“Les vies rêvées de la baronne d’Oettingen”, l’insoutenable liberté de l’être

Le journaliste et historien nous transporte dans les méandres fiévreux du Montparnasse de la Belle Époque pour brosser le portrait d’une aristocrate fantasque qui a endossé mille arts et mille peaux.

Par Bénédicte Flye Sainte Marie 

On ne l’attendait pas forcément dans ce registre. Présentateur de C Politique sur France 5 et Grand face-à-face sur les ondes de France Inter, grand spécialiste des États-Unis, Thomas Snégaroff repart un siècle en arrière pour aller à la rencontre d’Hélène d’Oettingen, une femme que son grand-père Dimitri Snégaroff, le fondateur de l’imprimerie Union, a fréquentée et beaucoup aimée.

Née en Ukraine en 1885 ou 1887 (les versions divergent), Hélène, qui s’appelait encore à l’époque Elena Miontchinska, a fui le plus tôt qu’elle a pu l’ambiance morose, voire mortifère, qui nimbait sa famille en acceptant la proposition de mariage que lui faisait le baron d’Oettingen. Un conjoint que la très jeune épouse, pas très éprise sinon de son indépendance, s’est empressée de quitter ensuite mais dont elle a pu ensuite conserver le nom.

Tels des sésames, ce titre de noblesse et le romanesque de ses origines lui ont ensuite ouvert les portes du Paris bohème du début du XIXème siècle, sorte de bouillon de culture où les génies côtoyaient les génies.

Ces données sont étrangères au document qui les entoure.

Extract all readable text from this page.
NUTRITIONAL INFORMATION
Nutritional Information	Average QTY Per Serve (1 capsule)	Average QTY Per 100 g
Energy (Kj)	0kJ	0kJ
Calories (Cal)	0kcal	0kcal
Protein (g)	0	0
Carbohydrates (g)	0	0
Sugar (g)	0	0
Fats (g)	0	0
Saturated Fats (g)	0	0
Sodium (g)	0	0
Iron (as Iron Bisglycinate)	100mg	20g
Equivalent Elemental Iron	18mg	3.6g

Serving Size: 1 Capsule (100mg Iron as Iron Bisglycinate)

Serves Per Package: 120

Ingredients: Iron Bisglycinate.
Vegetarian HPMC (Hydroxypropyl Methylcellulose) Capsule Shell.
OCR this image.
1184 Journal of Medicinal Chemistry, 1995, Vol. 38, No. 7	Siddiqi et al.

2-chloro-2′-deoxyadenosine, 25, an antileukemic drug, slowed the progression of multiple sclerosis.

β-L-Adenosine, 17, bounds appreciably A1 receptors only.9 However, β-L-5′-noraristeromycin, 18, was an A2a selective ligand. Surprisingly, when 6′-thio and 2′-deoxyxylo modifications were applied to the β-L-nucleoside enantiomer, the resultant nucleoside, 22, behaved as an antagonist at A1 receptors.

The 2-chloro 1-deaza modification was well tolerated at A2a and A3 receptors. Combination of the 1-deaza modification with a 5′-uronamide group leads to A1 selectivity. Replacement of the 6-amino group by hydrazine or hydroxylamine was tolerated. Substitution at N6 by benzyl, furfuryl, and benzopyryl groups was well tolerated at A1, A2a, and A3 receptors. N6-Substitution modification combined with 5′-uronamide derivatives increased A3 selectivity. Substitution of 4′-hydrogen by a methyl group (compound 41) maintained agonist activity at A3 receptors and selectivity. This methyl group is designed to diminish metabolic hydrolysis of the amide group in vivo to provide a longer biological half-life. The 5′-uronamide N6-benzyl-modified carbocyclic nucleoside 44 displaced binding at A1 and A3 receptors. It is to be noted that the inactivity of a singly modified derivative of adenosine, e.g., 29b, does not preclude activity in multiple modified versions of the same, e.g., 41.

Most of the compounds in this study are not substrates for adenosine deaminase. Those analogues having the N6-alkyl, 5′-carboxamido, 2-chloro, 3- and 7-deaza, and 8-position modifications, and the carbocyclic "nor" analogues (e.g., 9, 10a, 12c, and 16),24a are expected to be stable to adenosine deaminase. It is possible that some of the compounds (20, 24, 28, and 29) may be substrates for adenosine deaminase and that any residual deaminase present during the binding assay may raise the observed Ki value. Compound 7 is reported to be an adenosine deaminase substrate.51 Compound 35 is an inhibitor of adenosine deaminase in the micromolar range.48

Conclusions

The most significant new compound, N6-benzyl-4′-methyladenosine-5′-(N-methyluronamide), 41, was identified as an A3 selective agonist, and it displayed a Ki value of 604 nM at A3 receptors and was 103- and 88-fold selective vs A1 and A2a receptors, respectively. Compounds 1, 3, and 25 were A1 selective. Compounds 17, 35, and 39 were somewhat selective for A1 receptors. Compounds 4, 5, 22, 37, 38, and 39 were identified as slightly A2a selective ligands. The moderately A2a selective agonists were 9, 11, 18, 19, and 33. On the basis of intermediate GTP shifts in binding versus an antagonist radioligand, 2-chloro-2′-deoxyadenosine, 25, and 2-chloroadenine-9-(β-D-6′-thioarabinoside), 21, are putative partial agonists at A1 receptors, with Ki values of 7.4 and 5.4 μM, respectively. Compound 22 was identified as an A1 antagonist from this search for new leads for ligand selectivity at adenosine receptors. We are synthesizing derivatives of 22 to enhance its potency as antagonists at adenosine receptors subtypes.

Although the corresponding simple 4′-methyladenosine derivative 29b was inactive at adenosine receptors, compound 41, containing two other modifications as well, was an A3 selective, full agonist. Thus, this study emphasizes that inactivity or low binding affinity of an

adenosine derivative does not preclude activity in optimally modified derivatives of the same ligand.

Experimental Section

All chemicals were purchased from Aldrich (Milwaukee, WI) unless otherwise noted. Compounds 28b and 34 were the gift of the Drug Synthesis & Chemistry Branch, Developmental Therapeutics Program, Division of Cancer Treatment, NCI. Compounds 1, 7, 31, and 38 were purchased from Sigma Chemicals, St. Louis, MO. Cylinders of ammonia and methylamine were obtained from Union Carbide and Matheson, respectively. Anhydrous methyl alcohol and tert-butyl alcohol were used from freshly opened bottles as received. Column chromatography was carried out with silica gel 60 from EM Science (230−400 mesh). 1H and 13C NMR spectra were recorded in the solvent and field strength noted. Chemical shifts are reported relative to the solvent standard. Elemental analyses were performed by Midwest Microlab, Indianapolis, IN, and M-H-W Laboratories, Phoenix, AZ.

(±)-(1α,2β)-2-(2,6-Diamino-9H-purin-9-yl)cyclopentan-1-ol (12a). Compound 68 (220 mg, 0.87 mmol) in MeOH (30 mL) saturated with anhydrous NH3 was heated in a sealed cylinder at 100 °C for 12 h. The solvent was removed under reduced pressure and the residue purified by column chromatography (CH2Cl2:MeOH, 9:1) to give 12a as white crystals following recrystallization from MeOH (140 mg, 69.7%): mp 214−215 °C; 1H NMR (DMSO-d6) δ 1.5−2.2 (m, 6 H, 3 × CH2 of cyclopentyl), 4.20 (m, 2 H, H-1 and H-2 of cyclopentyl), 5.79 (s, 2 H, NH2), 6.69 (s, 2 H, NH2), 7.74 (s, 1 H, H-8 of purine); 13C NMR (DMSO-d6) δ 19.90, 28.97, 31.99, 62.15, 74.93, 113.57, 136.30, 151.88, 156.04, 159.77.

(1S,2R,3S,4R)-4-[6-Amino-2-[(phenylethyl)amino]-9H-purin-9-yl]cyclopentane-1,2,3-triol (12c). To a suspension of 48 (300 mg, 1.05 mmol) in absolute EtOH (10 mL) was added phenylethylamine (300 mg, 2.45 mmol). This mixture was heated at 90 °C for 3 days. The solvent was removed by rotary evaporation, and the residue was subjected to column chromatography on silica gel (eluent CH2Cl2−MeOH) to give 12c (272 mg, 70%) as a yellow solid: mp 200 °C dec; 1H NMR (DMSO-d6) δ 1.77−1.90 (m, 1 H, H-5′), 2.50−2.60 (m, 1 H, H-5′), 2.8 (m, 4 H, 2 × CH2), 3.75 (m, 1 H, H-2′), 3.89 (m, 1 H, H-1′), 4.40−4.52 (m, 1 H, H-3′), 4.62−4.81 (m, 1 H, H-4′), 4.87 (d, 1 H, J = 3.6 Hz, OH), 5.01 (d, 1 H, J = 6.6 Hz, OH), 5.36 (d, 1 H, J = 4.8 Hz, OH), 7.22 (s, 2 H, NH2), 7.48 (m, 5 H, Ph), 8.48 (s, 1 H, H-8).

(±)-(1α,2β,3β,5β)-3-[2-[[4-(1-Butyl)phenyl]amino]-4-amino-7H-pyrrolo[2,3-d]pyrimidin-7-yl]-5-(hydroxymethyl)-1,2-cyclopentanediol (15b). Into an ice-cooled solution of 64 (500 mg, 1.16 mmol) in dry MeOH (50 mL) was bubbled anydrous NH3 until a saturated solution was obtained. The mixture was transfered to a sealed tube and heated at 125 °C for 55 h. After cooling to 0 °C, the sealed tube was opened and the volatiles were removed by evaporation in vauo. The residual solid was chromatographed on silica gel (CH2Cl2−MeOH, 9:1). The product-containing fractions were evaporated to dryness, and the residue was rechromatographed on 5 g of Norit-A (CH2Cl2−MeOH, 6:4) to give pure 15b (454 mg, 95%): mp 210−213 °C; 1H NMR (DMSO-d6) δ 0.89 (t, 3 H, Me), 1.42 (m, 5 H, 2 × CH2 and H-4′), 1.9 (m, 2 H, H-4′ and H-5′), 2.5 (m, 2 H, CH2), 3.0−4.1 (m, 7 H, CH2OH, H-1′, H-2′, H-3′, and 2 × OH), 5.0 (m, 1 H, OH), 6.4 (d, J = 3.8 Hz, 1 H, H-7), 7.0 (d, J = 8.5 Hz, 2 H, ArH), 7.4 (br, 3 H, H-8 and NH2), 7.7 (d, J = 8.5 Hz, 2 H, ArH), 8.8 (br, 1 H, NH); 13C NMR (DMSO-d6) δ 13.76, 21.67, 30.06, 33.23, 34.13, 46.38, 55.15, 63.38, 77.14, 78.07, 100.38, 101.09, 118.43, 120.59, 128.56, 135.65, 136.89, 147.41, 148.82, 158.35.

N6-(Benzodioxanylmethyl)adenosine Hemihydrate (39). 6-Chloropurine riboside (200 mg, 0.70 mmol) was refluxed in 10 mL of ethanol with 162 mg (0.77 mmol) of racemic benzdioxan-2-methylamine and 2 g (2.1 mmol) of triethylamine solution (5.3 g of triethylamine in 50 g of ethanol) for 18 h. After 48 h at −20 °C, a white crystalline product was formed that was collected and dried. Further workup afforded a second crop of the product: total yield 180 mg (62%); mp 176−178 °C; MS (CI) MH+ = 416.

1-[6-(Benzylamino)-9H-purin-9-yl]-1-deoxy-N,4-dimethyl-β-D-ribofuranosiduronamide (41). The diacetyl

Une fois le pied posé dans cet univers aussi excitant qu’effervescent, Hélène d’Oettingen ne l’a plus jamais quitté, sinon, comme l’explique Thomas Snégaroff au début de son livre pour “entrer dans le long crépuscule de sa folle vie”. Son salon du 229 Raspail, appartement où elle a emménagé avec son cousin Serge Férat avant la Première guerre mondiale, s’est mué en un carrefour où se croisait une pléiade d’illustres figures, de Guillaume Apollinaire au Douanier Rousseau en passant par Pablo Picasso, Amedeo Modigliani, Max Jacob et Blaise Cendrars. Il a aussi et surtout été le creuset de toutes ses envies et expressions artistiques.

Car cette femme à la beauté frappante et aux tenues toujours théâtrales s’y est cesse inventée et réinventée, assumant le rôle de directrice de revue pour les Soirées de Paris, de mécène, devenant écrivaine, poète et peintre, empruntant dans cette existence protéiforme des identités qui l’étaient également.

Hélène d’Oettingen était ainsi Roch Grey quand elle rimait mais François Angiboult lorsqu’elle se saisissait de ses pinceaux. Elle y a connu enfin de multiples amours, qu’elle a souvent préféré brûler ou saborder plutôt de risquer s’y consumer. Symbole de la flamboyance de son temps, elle l’a emporté avec elle en mourant...

Quant à Thomas Snégaroff, il prouve avec ce brillant ouvrage à la fois très documenté, érudit et agréable à lire, qu’il sait aussi bien coucher les mots sur le papier qu’œuvrer à l’image. 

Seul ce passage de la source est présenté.